Walking along a forest road in the Brecon Beacons, it strikes me what a change just a month of harvesting works can make to a site. I remember walking around this woodland, carrying out mensuration with my tape and clinometer, working out just how much timber we could obtain from the trees, before my manager purchased the stand from the client.
Much of the work that an Assistant Forest Manager carries out for a felling contract is done before the machines get on site. First the trees must be measured, and purchased by the Harvesting Manager, who also arranges the rates for the contractors and the hauliers on each job.
Then the contract must be drawn up, which consists of various elements, such as timber prices, haulage restrictions, wildlife restrictions and environmental factors, as well as the management of the general public.
Wildlife and the Environment
Wildlife and the environment must be protected during a harvesting operation. Some species are given higher levels of protection, such as birds of prey and dormice. This can mean that during certain months of the year, particular areas of woodland cannot be felled, or even worked in, due to the risk of disturbing breeding wildlife.
Dirty water must also not be allowed to leave site, so it is very important that designated monitoring points are set up in key places on site to ensure that dirty water does not join any nearby watercourses. A detailed plan of how on-site water will be managed must be created.
Hazards and constraints on site must also be highlighted to ensure that contractors are as safe and efficient as possible whilst completing the work.
Finally, members of the public must also be kept out of harvesting sites due to the array of dangerous machinery operating. Before a site becomes active all public rights of way must be closed and signed off. Signs must be erected around timber stacks to warn people not to climb on them as they can easily become unstable.

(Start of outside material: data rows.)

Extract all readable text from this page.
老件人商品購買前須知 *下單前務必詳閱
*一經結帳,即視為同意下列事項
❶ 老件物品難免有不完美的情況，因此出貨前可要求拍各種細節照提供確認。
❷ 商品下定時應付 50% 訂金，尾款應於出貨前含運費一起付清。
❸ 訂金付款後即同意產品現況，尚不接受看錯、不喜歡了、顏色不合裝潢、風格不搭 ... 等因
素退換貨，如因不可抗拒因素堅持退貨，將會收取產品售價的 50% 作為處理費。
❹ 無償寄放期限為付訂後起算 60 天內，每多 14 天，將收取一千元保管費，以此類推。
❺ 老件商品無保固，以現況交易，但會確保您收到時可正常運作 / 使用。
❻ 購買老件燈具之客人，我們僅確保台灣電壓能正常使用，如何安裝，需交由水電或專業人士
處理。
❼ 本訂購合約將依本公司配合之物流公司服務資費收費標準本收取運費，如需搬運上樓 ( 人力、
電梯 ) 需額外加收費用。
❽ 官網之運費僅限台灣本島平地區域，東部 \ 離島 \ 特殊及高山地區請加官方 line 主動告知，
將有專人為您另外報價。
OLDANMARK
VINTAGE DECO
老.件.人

Once the contract begins, regular visits are made to the site by the harvesting team to:
- Monitor the work, checking timber is being cut to specifications, and is being taken by the haulier at the agreed rate.
- The water leaving site is clean, and any key species of wildlife on site are being properly protected.
- There is no unauthorised access from members of the public.
- Contractors are operating to the highest standards, with particular attention to health and safety and environmental considerations.
To the Mills
Now, some of the trees have been felled, and logs sit at roadside ready to be carried off to various sawmills, depending on the product they are destined for. The contractors have carefully cut each tree into the optimum specifications to get the most timber possible out of the tree, such as the larger logs nearer the base and smaller products such as bars, posts and stakes from the more narrow and less straight parts of the tree.
Nothing is wasted in the harvesting process. Round wood (logs) and smaller products leave the site destined for sawmills, predominantly in Wales. Logs are processed at the mills by a scanner which ensures the maximum product is cut and minimum waste is created. The scanners at the mills cut larger products such as sleepers and beams from the centre of the log and planks of varying sizes from the smaller outer parts of the log. Other products from the mills include pallet wood, packaging, fencing materials, biofuel and compost which is made from the brash.
Brash to be made into compost is chipped on site and then transported to mills and made into products such as Westlands Bio compost which we use in our gardens, now that ‘peat-free’ is the way to go.
Whilst doing all of the tasks required to complete a successful contract, it is a perk of the job to walk the woodlands of Wales with my dog Rhu at my side, taking in the stunning scenery and full of wonder that I am paid to do so.